The governor’s decision dovetails with the opinions of First Amendment advocates, the Vermont chapter of the American Civil Liberties Union and Secretary of State Jim Condos.
Vermont Attorney General TJ Donovan takes the opposite view. While Donovan concedes that public inspection of records must be free, he says copying those records — even if it’s done using the requester’s personal device — triggers the same charges that would be incurred if the state were making the copies.
Members of the public who inspect records at the Attorney General’s office are provided with a new protocol: “You may inspect records free of charge. Copying records will incur applicable charges. To copy shall mean the use of scanning devices, thumb drives, cameras, or cell phones during inspection.”
VTDigger, through an attorney, sent a letter to the Attorney General’s office last month arguing that the policy was illegal, and requesting it “cease imposing such charges immediately.”
“An agency may not charge someone who has not submitted a ‘request for a copy,’” wrote Stephen Coteus, who represents VTDigger from the Montpelier law firm Tarrant, Gillies & Richardson. “The fact that a requester who is inspecting records captures a lasting image of the record — with his own device, at his own cost and burden — does not somehow mean that he has requested a copy from the agency.”

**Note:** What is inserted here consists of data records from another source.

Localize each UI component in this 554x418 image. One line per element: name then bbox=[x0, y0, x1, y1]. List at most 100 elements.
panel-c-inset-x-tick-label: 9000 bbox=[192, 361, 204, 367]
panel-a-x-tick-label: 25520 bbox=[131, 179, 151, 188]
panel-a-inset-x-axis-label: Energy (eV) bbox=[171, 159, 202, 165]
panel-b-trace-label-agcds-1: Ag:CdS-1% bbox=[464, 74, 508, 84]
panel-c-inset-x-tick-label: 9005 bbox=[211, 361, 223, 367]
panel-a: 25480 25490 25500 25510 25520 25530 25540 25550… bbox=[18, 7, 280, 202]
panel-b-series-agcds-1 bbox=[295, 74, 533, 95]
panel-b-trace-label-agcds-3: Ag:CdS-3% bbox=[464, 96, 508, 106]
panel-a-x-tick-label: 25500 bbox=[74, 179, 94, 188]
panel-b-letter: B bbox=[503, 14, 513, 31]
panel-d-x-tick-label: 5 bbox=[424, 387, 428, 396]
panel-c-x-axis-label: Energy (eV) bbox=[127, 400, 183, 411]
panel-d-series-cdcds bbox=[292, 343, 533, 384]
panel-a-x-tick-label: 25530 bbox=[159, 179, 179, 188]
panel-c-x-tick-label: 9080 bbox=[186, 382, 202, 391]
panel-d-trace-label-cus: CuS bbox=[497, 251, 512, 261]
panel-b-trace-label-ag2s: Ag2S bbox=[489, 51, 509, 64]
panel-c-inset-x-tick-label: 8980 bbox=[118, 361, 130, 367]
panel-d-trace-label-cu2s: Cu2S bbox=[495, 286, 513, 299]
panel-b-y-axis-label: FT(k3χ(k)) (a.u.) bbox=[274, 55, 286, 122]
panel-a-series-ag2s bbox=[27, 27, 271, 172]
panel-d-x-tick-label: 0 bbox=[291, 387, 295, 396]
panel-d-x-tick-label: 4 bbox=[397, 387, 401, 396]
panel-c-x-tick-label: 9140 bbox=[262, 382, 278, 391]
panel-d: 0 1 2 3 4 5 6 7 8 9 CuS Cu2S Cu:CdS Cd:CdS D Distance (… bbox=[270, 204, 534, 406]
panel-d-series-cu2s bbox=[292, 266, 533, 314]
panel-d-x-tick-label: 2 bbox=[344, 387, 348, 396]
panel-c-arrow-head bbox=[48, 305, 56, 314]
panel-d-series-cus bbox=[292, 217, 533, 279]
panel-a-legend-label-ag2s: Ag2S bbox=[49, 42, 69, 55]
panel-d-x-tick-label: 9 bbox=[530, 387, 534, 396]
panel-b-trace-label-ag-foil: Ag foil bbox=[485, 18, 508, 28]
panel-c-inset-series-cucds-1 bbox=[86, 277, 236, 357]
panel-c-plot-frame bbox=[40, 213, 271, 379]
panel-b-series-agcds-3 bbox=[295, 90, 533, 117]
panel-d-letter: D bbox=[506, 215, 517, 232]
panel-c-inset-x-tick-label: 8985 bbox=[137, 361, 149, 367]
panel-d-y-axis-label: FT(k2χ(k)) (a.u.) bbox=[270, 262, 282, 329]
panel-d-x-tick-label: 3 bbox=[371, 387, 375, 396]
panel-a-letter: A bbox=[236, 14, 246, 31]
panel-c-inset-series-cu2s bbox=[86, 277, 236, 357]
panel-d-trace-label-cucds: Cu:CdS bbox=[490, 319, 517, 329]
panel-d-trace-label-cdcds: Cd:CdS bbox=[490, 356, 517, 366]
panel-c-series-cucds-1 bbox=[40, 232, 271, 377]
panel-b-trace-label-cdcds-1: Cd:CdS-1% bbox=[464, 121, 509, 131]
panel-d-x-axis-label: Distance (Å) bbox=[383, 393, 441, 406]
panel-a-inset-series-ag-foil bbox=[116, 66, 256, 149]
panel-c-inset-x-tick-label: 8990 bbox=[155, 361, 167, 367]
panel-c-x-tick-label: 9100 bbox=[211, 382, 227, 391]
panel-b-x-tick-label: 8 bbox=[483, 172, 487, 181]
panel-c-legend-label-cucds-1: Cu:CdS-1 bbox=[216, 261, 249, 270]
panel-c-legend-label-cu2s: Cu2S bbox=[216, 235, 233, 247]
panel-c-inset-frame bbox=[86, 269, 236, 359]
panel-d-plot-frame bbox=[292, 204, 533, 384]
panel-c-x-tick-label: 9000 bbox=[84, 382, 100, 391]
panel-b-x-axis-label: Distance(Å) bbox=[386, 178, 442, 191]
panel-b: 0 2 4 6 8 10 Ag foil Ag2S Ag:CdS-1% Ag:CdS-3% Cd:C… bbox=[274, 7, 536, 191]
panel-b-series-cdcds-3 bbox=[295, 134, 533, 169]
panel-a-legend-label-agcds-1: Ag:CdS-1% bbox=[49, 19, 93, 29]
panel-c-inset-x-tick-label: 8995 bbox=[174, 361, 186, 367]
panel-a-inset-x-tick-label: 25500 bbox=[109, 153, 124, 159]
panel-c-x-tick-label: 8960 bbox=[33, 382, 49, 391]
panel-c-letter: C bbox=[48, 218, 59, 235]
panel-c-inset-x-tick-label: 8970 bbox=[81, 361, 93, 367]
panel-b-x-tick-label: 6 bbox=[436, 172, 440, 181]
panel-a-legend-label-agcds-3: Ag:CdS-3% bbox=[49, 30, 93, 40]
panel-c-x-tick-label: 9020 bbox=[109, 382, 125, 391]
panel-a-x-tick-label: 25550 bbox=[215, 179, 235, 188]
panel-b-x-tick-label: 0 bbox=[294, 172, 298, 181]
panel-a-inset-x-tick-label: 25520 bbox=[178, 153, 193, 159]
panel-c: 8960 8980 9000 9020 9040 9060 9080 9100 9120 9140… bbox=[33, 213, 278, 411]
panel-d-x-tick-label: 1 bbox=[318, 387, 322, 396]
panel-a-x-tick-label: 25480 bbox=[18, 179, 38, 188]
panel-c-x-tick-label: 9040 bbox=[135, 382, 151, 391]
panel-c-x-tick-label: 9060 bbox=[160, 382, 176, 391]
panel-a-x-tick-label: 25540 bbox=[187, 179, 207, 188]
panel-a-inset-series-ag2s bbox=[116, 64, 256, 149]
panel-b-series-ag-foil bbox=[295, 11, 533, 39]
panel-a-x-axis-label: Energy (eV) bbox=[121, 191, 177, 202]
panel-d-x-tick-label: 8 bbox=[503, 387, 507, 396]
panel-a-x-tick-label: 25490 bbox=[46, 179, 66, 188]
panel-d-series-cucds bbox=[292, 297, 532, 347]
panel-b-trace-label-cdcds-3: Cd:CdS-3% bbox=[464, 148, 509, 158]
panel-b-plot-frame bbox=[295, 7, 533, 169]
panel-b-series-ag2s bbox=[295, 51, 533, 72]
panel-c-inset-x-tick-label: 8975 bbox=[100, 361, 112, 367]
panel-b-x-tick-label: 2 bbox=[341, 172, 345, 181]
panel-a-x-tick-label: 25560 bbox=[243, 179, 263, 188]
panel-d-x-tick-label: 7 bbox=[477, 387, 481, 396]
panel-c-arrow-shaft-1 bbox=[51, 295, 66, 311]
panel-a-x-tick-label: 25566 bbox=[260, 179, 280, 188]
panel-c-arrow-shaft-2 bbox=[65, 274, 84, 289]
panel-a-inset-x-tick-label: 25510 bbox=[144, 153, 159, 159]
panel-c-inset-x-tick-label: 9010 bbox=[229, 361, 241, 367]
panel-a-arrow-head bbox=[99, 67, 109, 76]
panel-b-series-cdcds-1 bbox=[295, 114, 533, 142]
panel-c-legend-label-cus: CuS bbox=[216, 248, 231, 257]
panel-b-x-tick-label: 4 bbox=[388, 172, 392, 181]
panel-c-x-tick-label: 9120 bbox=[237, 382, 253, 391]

On Oct. 24, Donovan followed up on the letter with a call to Dan Richardson, a senior partner at the firm, suggesting a meeting to work out a legislative fix that would shield the Attorney General’s Office from voluminous requests from for-profit entities. VTDigger editors asked Donovan to contact the news organization directly about a potential fix. He has not yet responded to the organization’s request.
In an interview Friday, Nov. 15, about Scott’s directive, Donovan confirmed that his office has not changed its policy. “If there’s a disagreement, that’s fine, let’s go to the Legislature to get clarity,” the attorney general said.
Last month, in response to criticism of the AG’s policy, Donovan wrote an op-ed outlining his concern that allowing photographing of records would require an agency to devote significant staff time and resources to preparing records without any way to recoup costs.
“This is also time that my team could be spending on protecting consumers, addressing the opioid epidemic, advocating for civil rights, and ensuring that we have access to clean water and clean air,” he wrote.
“There is a cost to Vermonters associated with diverting attorney time and resources from my office’s mission.”
Moreover, he wrote, “Most of the requests for records possessed by the Attorney General’s Office are from private law firms and companies.”
VTDigger found that claim to be “mostly false” in a fact check article, in part because the AG was counting nonprofits and a university law school as “private law firms and companies.”
Donovan and Condos have both come out in support of creating a public records ombudsman office in state government to ensure that public records policies are enforced properly and consistently across agencies. Scott opposes the idea, arguing that it’s an unnecessary bureaucratic burden.
“I think we can handle this in-house,” Scott said at a press conference last month. “I don’t know why we would need a whole new office to do this.”